Millions of Internet users are facing the risk of cyber threats as security researchers uncovered a major flaw in the transport layer security that can expose usernames, passwords, banking credentials and credit card to attacks.
OpenSSL, the organization tasked with maintaining a set of encryption tools for the Internet, has called on websites to fix their servers before the flaw, called DROWN, goes to decrypt their Web traffic and snoop on the communication between users through man-in-the-middle attacks.
According to a group of researchers that discovered the vulnerability, a DROWN attack can abuse the SSLv2 flaw, a longtime issue in cryptography that continues to plague computer security at present. The vulnerability is then used to decrypt a current TLS session and even past sessions.

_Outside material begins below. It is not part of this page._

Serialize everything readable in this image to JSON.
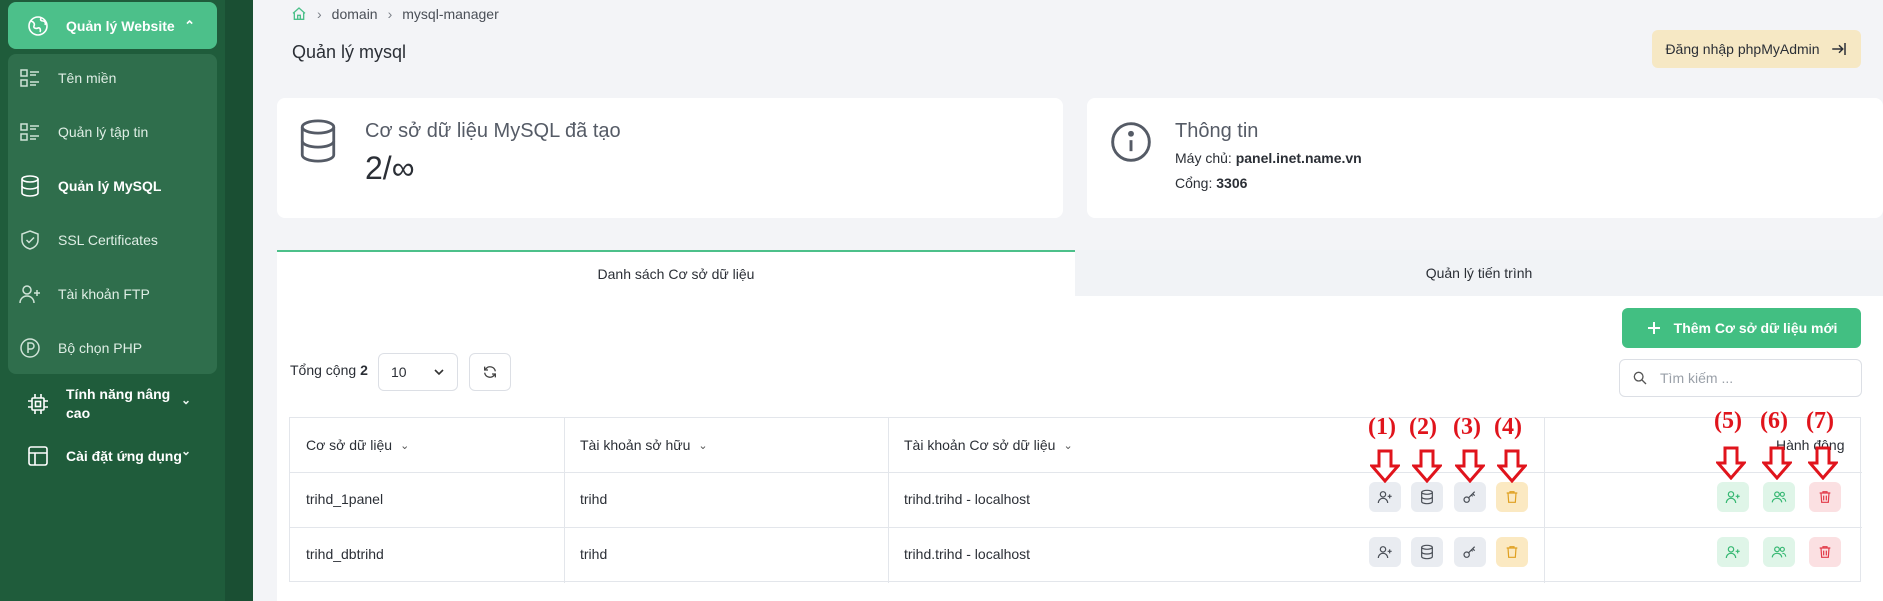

The flaw is the product of a series of errors committed by people who develop TLS, and it is lamentable that majority of Internet connections have to bear the brunt as a consequence.
A DROWN attack takes advantage of bugs in the SSLv2 protocol to crack the otherwise secure connections created under the TLS protocol. In a nutshell, the SSLv2 protocol has been vulnerable because its export suite is not configured to counter well-known attacks while TLS defends against those attacks, though both of them are built to support the RSA encryption.

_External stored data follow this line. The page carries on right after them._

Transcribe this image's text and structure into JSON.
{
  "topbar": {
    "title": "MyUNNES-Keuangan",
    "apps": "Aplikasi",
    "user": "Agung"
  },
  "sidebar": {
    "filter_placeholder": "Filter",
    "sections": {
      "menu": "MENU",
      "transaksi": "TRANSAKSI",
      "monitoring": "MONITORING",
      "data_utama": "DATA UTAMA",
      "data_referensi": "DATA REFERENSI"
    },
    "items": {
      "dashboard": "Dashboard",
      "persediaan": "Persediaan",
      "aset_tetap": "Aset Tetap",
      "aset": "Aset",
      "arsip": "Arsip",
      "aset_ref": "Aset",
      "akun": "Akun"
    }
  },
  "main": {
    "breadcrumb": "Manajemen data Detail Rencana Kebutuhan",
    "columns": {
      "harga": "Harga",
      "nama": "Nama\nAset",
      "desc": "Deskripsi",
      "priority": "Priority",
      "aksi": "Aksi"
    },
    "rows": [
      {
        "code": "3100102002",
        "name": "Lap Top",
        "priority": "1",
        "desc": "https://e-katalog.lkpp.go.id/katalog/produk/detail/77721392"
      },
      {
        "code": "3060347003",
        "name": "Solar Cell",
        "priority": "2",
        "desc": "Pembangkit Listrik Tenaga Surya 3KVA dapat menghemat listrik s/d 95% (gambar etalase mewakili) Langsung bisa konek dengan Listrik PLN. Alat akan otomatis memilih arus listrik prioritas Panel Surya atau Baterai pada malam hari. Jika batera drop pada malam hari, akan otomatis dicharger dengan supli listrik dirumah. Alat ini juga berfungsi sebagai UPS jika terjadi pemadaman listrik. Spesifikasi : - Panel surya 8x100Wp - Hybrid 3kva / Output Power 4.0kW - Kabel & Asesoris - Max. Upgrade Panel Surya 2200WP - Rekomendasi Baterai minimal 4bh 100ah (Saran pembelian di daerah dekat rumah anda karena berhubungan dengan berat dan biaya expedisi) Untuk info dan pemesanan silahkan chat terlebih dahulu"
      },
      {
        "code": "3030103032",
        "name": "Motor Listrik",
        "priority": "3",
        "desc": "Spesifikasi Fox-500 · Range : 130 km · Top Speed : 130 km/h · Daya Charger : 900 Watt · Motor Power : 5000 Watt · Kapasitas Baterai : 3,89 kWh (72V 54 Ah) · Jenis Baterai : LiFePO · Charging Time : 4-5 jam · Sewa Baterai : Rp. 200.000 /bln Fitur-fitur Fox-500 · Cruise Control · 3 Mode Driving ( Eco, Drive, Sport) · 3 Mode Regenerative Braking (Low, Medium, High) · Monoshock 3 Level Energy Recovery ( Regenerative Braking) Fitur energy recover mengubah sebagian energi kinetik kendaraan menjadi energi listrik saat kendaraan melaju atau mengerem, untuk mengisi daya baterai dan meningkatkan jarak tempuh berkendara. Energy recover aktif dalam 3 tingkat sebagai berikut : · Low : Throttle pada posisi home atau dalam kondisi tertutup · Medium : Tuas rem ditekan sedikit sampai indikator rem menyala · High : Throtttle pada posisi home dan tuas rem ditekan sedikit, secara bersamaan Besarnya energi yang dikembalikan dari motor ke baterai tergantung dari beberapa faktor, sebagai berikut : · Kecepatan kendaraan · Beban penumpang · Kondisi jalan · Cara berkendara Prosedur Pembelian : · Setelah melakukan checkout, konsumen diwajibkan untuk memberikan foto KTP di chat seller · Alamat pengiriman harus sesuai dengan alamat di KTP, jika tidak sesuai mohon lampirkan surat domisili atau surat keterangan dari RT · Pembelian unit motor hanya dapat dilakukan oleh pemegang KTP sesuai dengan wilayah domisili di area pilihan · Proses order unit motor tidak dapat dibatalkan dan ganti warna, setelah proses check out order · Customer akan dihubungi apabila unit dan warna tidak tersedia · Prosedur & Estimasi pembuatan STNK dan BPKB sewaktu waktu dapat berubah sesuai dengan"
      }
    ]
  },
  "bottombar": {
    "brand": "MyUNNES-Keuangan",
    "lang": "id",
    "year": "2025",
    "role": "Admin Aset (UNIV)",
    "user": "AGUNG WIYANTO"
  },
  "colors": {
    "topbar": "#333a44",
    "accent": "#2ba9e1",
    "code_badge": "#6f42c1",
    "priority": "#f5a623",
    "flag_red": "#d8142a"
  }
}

As of this writing, one out of three HTTPS connections are exposed to attackers who might be able to penetrate unpatched web servers and snoop on communications between two users. That is so as far as estimates by security researchers go. At the core of the vulnerability are two outdated versions of OpenSSL that many web servers still use at present. Luckily, OpenSSL was quick to roll out software fixes designed to paralyze the SSLv2 protocol by default and terminate the SSLv2 export ciphers.

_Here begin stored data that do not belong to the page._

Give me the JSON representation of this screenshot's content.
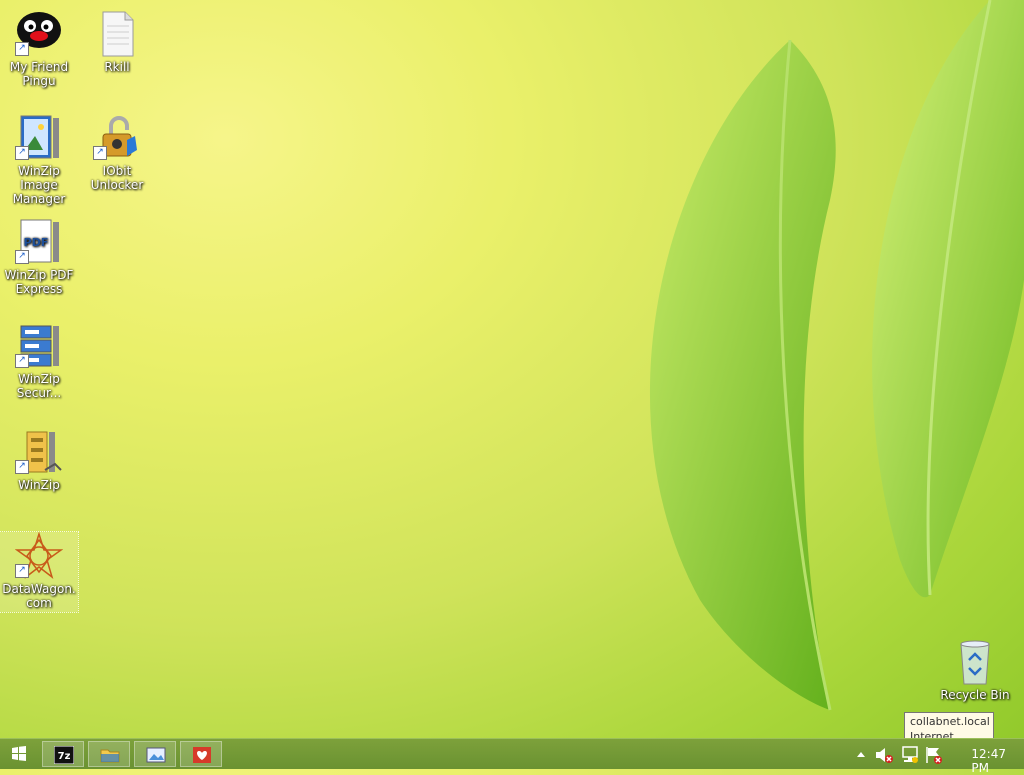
{
  "desktop": {
    "icons": [
      {
        "label": "My Friend Pingu",
        "icon": "penguin-icon"
      },
      {
        "label": "Rkill",
        "icon": "document-icon"
      },
      {
        "label": "WinZip Image Manager",
        "icon": "winzip-image-icon"
      },
      {
        "label": "IObit Unlocker",
        "icon": "unlock-icon"
      },
      {
        "label": "WinZip PDF Express",
        "icon": "pdf-icon"
      },
      {
        "label": "WinZip Secur...",
        "icon": "winzip-secure-icon"
      },
      {
        "label": "WinZip",
        "icon": "winzip-icon"
      },
      {
        "label": "DataWagon.com",
        "icon": "star-logo-icon"
      },
      {
        "label": "Recycle Bin",
        "icon": "recycle-bin-icon"
      }
    ]
  },
  "taskbar": {
    "pinned": [
      {
        "name": "7-zip",
        "icon": "7zip-icon",
        "text": "7z"
      },
      {
        "name": "file-explorer",
        "icon": "folder-icon"
      },
      {
        "name": "image-viewer",
        "icon": "image-viewer-icon"
      },
      {
        "name": "health-app",
        "icon": "heart-icon"
      }
    ],
    "clock": "12:47 PM"
  },
  "tooltip": {
    "line1": "collabnet.local",
    "line2": "Internet access"
  },
  "colors": {
    "taskbar": "#6f9734",
    "wallpaper_light": "#f6f58a",
    "wallpaper_green": "#9bd035"
  }
}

The vulnerability has been there for quite some time in the older iterations of the SSL protocol, but the latest version combines export crippled cryptography with backdoor vulnerability. The combination of the two resulted in a massive flaw that devastates all known SSLv2 implementation. OpenSSL advises that websites must no longer use any of the two protocols, but unfortunately, it is still in wide usage today.
This flaw in the SSLv2 protocol actually dates back to the 1990s export-grade cryptography that was developed in compliance with the restrictions set by the United States government, meaning the vulnerability is an indirect result of satisfying the federal government’s desire to take control of the export of cryptography in an erroneous way.